International Human Rights Day
On International Human Rights Day, we share the OHCHR report developed post a consultation on mental health & human rights held in October 2024, where TCI joined as a panelist representing the global movement of persons with psychosocial disabilities.
The consultation sought to understand the barriers to applying a rights based approach to mental health and to identify the policy measures needed to align laws, services and practices with international human rights standards.
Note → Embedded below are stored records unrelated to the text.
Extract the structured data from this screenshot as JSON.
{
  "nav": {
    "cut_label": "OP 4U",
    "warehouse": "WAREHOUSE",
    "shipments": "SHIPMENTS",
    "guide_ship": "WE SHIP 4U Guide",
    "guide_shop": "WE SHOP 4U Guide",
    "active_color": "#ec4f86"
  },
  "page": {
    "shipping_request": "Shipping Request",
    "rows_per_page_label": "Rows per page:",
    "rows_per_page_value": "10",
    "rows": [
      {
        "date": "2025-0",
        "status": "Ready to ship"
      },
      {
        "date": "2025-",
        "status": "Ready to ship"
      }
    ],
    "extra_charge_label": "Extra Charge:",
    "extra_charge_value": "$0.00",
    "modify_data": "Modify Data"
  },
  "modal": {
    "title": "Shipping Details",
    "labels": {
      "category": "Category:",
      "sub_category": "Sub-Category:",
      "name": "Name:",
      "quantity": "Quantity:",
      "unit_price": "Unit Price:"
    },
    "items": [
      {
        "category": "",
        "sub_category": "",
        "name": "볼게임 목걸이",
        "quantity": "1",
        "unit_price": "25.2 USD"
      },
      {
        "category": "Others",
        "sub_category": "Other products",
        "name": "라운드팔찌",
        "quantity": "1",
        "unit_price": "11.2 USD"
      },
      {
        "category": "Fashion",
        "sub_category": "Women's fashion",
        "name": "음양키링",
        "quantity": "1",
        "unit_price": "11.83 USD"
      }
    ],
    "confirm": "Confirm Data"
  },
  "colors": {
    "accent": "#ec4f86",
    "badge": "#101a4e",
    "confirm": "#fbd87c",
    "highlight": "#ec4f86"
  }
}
In our intervention, we emphasized a core principle of our movement: mental health and human rights cannot be treated as separate streams. Our rights do not flow from a ‘mental health’ framework, they are universal, indivisible and grounded in freedom, legal capacity, equity and inclusion. As long as incapacity laws and coercive systems remain, even in updated forms, our lives and freedoms will continue to be disrupted.
We reaffirm today that we are not advocating for small adjustments within existing systems. We are asserting our right to live full, connected, self determined lives in our communities, on an equal basis with others and for all policy efforts to be rooted firmly in human rights and not filtered through a mental health lens.
The OHCHR report acknowledges the challenges within current mental health systems and reflects several points raised during the consultation including concerns about coercion, dominance of the medical model and the need for community-based supports. While the consultation report incorporates some points made by TCI, it only partially reflects the core message.